Mourvèdre, AKA Monastrell, or Mataró, is originally thought to be of Spanish descent. Pronounced (More Ved, or More Ved Druh), it is planted across the globe with concentrated plantings in Spain, southern France, south Australia, south Africa, California, Washington, and of course Texas. It is a grape of great power, typically producing wines with high tannins and acidity. The color can be dark, while the flavors are usually reminiscent of dark berries with earthy, gamey tones. Versus grapes like Cabernet Sauvignon or Merlot, Mourvèdre goes by many nicknames depending on the region in which it is grown. It can be made into many different styles of wine.
Being a red berry, naturally Mourvèdre is commonly made into red wine. As described above, wines of power with well structured tannins, deep color, and earthy, gamey notes are common. Having high tannins and acidity makes it a great choice for aging in the cellar for long periods of time. The term GSM (Grenache–Syrah–Mourvèdre) would not be complete without Mourvèdre, and we definitely see many of these types of blends in Texas.

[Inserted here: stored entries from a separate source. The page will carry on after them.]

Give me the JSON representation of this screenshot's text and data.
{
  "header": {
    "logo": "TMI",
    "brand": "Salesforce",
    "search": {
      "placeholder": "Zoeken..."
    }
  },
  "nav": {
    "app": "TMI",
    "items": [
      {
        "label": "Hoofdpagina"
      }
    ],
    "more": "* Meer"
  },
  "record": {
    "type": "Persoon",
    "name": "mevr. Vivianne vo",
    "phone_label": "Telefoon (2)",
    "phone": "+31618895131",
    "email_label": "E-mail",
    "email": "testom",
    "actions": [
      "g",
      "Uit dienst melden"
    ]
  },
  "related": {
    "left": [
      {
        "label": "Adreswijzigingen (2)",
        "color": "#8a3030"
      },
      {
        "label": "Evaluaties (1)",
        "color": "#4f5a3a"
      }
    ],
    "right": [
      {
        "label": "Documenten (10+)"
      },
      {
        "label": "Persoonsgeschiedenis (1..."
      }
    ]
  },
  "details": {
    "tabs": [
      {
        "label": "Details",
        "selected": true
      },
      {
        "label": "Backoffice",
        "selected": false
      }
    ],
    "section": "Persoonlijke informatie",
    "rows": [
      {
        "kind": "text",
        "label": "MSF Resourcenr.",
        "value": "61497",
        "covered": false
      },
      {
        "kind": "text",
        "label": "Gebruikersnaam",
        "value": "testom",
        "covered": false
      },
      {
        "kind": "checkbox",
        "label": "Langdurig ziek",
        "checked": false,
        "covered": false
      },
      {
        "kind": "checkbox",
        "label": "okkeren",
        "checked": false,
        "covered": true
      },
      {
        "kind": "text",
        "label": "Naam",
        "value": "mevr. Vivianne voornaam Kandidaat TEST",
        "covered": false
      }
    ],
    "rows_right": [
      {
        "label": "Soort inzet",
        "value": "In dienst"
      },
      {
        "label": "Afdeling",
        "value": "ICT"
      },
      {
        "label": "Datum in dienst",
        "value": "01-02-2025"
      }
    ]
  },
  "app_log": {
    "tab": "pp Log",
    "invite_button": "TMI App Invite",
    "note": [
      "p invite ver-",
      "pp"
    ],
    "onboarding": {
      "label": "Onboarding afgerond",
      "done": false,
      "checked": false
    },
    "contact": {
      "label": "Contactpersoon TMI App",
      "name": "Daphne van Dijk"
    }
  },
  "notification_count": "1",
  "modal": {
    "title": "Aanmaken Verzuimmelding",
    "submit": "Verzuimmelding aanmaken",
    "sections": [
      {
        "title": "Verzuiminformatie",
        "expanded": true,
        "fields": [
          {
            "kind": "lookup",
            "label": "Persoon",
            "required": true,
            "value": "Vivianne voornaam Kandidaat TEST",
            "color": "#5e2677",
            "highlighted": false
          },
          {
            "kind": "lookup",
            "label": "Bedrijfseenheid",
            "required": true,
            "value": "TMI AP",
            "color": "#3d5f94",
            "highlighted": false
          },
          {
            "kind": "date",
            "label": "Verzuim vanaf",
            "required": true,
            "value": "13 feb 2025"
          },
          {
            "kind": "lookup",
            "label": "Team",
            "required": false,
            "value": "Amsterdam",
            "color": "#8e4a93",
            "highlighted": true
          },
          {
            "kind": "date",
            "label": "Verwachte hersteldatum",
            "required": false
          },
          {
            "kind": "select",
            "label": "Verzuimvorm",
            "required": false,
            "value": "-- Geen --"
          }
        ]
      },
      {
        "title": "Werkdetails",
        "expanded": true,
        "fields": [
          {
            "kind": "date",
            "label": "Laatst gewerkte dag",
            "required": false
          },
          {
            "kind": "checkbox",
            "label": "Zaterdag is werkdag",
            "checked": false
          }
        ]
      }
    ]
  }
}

This grape is very popularly produced as rosé wine, as can be seen on any wine shelf containing the stunning rosé wines of Provence, France. The Texas Wine Revolution VIP panel was discussing in detail the diversity of the grape and how fantastic the rosé wines can be when made with Mourvèdre. I don’t find them to be quite as delicate as rosé wines made from Cinsaut, rather more rich/textural wines with a more meaty, or gamey distinction.
You will also find port-style fortified wines made from Mourvèdre as well, although I don’t believe these wines to be nearly as common as the still reds and rosé.
Mourvèdre in Texas:
It is very heat tolerant, and needs to be well irrigated to produce its best fruit. I read a fun quote somewhere that Mourvèdre “likes its face in the sun, and its feet in the water.” Wow doesn’t that sound like what everyone wants during the summer months? No wonder it grows so well in the great state of Texas! With our harsh soils, altitude variation, and controlled irrigation practices, you can see why we can grow the heck out of this thick-skinned grape all over state. Andy Timmons of Lost Draw Vineyards and Lost Draw Cellars commented it is the only grape that has been profitable for him every year. That is saying something considering our unpredictable weather patterns, which contribute to huge swings of variation from one vintage to the next.
In conclusion, Mourvèdre is indeed un amigo of Texas, a good friend for the long haul I think. Be sure to ask for Mourvèdre next time you visit your favorite tasting room or restaurant; they can be quite delightful to drink. Also, stay tuned in the coming months for Texas Wine Lover’s “Battle of the Texas Mourvèdres.” Several Texas wineries will be participating, and I have a feeling it is going to be quite interesting to see who comes out on top!
Sip, savor, and enjoy my fellow aficionados.